Hugo the Abominable Snowman

cartoon

A character from the Looney Tunes / Bugs Bunny universe. Big, lumbering, terrifying. Picks up Bugs and announces:

“And I will hug him, and squeeze him, and call him George.”

A mistake. The character’s name is Hugo. He chose to call his rabbit George. We respect this. (We will not, however, recommend it.)

1962

Sir Hugo Drax

bond

The villain of Moonraker (the novel, then the 1979 Roger Moore film). His plan: nerve-gas the entire population of Earth from a private space station, then repopulate the planet with a master race he selected by hand. Just a Hugo doing some light eugenicist evil-doing in low-earth orbit.

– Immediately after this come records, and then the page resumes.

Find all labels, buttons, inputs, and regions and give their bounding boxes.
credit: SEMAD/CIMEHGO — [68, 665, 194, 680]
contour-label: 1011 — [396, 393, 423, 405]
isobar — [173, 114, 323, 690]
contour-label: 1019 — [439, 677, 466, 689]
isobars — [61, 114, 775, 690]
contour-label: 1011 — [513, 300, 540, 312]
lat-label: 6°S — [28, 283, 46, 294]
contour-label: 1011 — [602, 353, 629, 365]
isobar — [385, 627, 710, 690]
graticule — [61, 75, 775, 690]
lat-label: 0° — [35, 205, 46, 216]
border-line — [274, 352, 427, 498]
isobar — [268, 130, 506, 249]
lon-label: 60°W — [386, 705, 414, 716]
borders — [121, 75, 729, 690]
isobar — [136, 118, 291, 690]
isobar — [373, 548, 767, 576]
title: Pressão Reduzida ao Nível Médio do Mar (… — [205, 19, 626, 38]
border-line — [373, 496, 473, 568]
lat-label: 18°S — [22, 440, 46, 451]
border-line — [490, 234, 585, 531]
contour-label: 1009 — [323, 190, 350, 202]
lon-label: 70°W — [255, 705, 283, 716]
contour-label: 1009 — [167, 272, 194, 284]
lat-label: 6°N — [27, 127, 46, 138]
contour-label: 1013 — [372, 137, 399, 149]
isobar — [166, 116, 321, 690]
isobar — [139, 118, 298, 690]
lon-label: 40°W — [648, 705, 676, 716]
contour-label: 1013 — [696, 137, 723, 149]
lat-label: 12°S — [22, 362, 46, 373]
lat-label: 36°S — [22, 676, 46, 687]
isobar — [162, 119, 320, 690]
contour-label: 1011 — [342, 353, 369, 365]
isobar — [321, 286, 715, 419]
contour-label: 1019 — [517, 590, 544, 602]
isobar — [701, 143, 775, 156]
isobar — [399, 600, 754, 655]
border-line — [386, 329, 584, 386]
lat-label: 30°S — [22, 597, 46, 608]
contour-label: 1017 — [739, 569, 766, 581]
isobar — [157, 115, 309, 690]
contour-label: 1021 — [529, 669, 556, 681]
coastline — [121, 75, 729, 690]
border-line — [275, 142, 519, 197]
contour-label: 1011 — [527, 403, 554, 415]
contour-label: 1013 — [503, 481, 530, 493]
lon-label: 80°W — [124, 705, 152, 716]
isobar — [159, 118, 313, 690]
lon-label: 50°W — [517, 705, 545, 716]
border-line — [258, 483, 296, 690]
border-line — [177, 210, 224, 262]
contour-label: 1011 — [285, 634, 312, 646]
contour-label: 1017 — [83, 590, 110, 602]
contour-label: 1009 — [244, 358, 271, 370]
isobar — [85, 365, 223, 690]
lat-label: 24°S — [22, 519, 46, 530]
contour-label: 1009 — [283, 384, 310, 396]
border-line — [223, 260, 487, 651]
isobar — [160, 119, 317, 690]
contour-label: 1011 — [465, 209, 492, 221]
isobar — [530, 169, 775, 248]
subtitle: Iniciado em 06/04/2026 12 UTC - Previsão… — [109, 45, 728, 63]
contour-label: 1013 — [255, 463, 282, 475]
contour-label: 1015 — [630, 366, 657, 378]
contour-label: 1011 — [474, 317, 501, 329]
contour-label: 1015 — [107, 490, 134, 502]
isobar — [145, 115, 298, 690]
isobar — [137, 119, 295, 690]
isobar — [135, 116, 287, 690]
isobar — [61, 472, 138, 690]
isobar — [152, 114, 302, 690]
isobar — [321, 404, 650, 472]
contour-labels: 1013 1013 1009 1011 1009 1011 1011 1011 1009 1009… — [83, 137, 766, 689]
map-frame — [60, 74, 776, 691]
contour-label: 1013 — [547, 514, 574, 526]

Foiled by James Bond. Of course.

1969

Hugo Strange

comics

Batman villain. A psychiatrist who, through clinical observation alone, deduces that Bruce Wayne is Batman. He doesn’t tell anyone for content reasons. Carries a real DC Comics rap sheet stretching back decades.

Notably one of the few Batman villains with a doctorate.

2004

Hugo 'Hurley' Reyes

lost

Won the lottery using a cursed sequence of numbers (4-8-15-16-23-42), boarded Oceanic Flight 815, ended up on a magical island, and eventually became its protector. Played by Jorge Garcia. Dude.

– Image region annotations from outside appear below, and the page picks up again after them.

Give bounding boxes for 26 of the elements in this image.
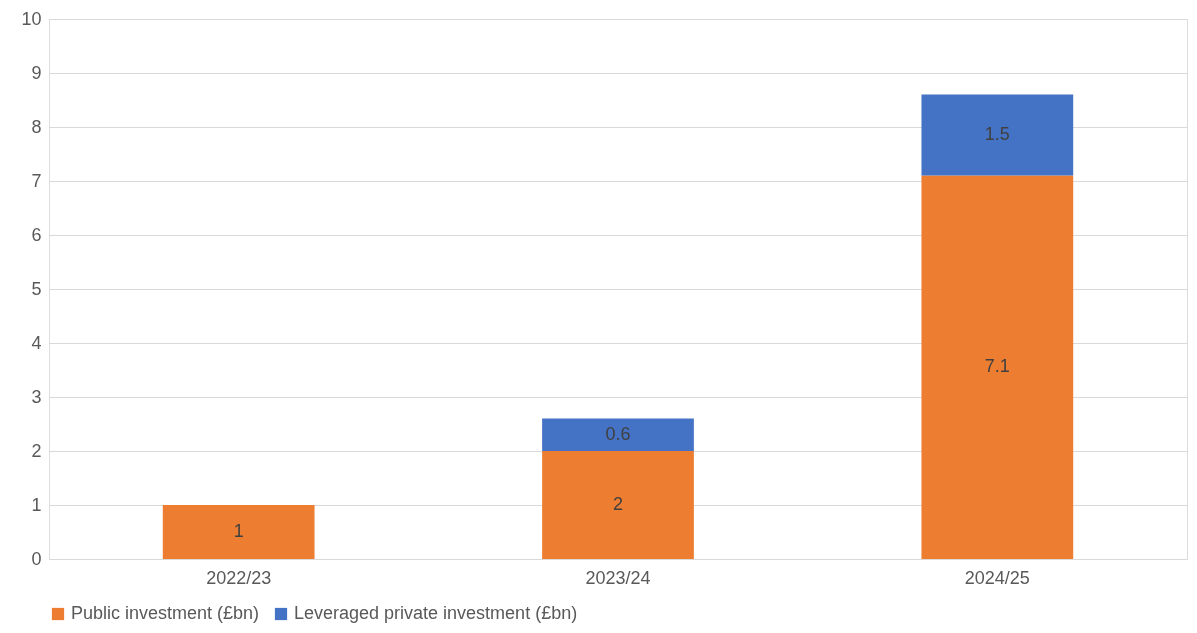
y-tick-label: 1: [31, 494, 42, 515]
y-tick-label: 10: [21, 8, 42, 29]
data-label: 1.5: [984, 124, 1010, 145]
y-tick-label: 6: [31, 224, 42, 245]
legend-label: Leveraged private investment (£bn): [294, 603, 578, 623]
bar: [921, 175, 1074, 559]
y-tick-label: 7: [31, 170, 42, 191]
y-tick-label: 4: [31, 332, 42, 353]
y-tick-label: 9: [31, 62, 42, 83]
bar: [162, 505, 315, 559]
y-tick-label: 5: [31, 278, 42, 299]
y-tick-label: 0: [31, 548, 42, 569]
data-label: 2: [612, 494, 624, 514]
data-label: 1: [233, 521, 244, 541]
data-label: 0.6: [605, 423, 631, 444]
bar: [921, 94, 1074, 176]
x-tick-label: 2024/25: [964, 567, 1030, 588]
bar: [542, 451, 694, 559]
legend-label: Public investment (£bn): [71, 603, 260, 623]
y-tick-label: 3: [31, 386, 42, 407]
y-tick-label: 8: [31, 116, 42, 137]
x-tick-label: 2023/24: [585, 567, 651, 588]
x-tick-label: 2022/23: [206, 567, 272, 588]
bar: [542, 418, 694, 451]
y-tick-label: 2: [31, 440, 42, 461]
data-label: 7.1: [984, 356, 1010, 377]
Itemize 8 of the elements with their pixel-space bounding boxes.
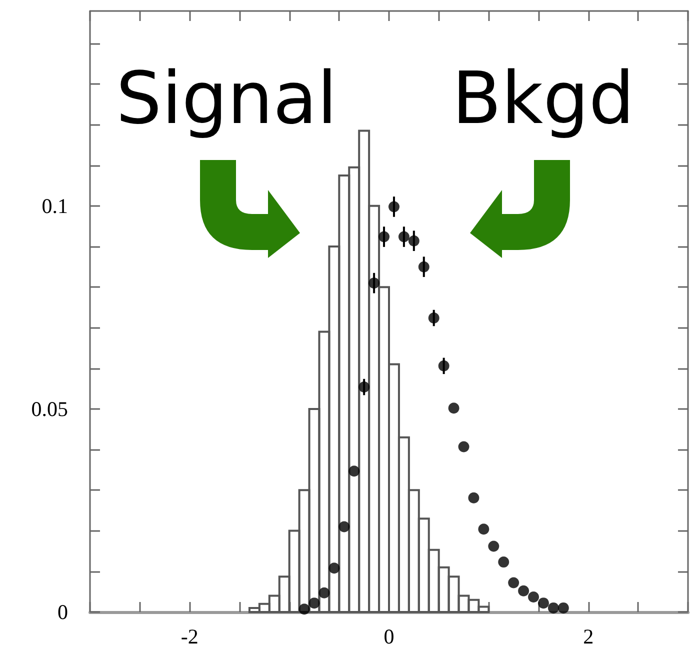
y-tick-label: 0.1 <box>42 194 68 218</box>
annotation: Signal <box>116 56 338 140</box>
y-tick-label: 0 <box>58 600 68 624</box>
x-tick-label: -2 <box>180 624 198 648</box>
x-tick-label: 0 <box>384 624 394 648</box>
y-tick-label: 0.05 <box>31 396 68 421</box>
x-tick-label: 2 <box>583 624 594 648</box>
annotation: Bkgd <box>452 56 634 140</box>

If your son ever asks you to explain Lost, just point him here. (You will not be able to explain Lost.)

2009

Hugo Stiglitz

film

Inglourious Basterds. A German army deserter who killed thirteen Gestapo officers with his bare hands. Quentin Tarantino loves naming characters Hugo. We support this.

(Also — there was a real Mexican actor named Hugo Stiglitz, after whom the character was named. The recursion has its own recursion.)

2011

Hugo Cabret

film

A 12-year-old who fixes clocks in a Paris train station and harbors a secret robot. Saves the entire silent-film legacy of Georges Méliès. Brian Selznick wrote the book; Scorsese directed the film.

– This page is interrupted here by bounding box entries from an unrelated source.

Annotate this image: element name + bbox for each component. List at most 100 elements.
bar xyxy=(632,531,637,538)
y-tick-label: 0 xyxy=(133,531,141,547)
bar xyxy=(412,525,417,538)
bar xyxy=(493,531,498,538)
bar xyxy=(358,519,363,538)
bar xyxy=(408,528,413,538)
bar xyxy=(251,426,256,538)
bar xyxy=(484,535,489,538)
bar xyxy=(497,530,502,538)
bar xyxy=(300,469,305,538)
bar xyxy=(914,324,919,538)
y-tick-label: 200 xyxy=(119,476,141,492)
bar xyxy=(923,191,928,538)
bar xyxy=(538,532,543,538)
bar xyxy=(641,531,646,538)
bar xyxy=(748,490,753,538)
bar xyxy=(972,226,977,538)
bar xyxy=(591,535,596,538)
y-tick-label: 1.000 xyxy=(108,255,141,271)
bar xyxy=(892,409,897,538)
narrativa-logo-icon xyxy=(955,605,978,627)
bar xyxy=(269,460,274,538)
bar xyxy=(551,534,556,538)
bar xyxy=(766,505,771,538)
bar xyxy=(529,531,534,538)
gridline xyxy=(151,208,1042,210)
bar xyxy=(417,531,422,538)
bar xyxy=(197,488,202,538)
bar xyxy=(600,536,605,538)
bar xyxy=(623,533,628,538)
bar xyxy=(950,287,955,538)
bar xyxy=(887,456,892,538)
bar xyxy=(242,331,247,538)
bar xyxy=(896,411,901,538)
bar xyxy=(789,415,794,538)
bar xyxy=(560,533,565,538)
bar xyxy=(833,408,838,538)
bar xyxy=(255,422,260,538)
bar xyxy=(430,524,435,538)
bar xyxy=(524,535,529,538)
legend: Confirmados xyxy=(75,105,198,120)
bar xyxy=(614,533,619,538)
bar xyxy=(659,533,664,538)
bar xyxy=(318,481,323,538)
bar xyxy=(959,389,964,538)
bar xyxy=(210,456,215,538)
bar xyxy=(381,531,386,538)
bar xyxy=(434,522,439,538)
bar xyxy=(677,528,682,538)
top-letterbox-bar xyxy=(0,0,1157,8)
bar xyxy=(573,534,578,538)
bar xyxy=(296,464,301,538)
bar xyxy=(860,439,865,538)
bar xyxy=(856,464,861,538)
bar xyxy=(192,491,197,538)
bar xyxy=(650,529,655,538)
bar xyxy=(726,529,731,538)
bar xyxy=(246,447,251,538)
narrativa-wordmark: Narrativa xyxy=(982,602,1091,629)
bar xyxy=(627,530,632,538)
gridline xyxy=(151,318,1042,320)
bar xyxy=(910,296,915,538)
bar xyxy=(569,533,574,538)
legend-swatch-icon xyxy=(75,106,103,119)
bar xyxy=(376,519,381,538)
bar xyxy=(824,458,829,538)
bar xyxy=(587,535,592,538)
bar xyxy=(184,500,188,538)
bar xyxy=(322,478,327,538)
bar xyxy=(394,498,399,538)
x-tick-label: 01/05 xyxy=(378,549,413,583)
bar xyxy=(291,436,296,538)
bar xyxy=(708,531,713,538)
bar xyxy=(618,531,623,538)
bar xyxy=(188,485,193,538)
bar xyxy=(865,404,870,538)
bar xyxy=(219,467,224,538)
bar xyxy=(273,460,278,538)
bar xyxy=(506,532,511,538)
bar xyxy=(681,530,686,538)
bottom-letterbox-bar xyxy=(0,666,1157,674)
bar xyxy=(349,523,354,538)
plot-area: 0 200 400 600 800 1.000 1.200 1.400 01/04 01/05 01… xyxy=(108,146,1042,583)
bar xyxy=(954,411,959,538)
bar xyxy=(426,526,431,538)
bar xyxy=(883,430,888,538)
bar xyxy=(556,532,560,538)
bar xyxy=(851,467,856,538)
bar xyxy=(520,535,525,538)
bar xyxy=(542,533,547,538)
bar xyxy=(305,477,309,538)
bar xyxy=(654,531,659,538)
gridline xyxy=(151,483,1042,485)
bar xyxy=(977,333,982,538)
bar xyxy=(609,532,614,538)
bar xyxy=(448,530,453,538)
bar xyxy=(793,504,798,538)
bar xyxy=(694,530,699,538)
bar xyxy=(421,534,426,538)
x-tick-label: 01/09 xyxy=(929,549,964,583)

Picked up 5 Academy Awards. A Hugo whose entire job was keeping the past alive.

B) Hugos in the wild (real, lesser-known)

1848

Hugo de Vries

science
Dutch botanist. Independently rediscovered Mendel’s laws of inheritance in 1900. Coined the term mutation. You owe him roughly half of every high-school biology class.
1934

Hugo Egon Balder

tv
A German TV host whose name appears so frequently in late-night German game shows that not knowing this Hugo, in some parts of Bavaria, is considered impolite.
1968

Hugo Speer

actor
British actor. The Full Monty. One of the six guys.
1973

Hugo the Hippo

animation
A 1973 animated film about a hippopotamus exiled from Tanzania, voiced by, somehow, Burl Ives, Robert Morley, and Jimmy and Marie Osmond. No, we don’t understand it either. It exists. It’s a Hugo. It earned a footnote.
2014

HUGO® man fragrance

commerce
A cologne. The bottle is in your dad’s medicine cabinet right now. We did not ask permission.
2026

Some other guy named Hugo

vibes
There’s a Hugo who lives down the street. We don’t know his last name. He waved at us once. Seemed nice. Still on the list.

C) Things called Hugo that aren’t even people

  • Hugo (the band) — a Thai-American singer.
  • Hugo (the SSG) — already covered, but worth re-mentioning here for completeness, because we are nothing if not thorough.
  • Hurricane Hugo (1989) — Cat 5 — covered in the main timeline.
  • HUGO (Human Genome Organisation) — sequenced the human genome. Of all the things called HUGO on this list, this one is, no exaggeration, the most important.
  • HUGO Awards — sci-fi’s Oscars. Already covered.
  • Hugo’s restaurants — every major American city has one. They are not affiliated.
  • Hugo Boss — German fashion label. (Note for later: when Hugo asks who Hugo Boss was, it’s complicated. We’ll get to it.)
  • Hugo Spritz — an Italian cocktail with prosecco, elderflower, mint, and lime. Refreshing. Genuinely good.

D) The most important Hugo on this entire page

You.

Welcome to the universe, Hugo Fawkes Rathbun. The lesser Hugos send their regards.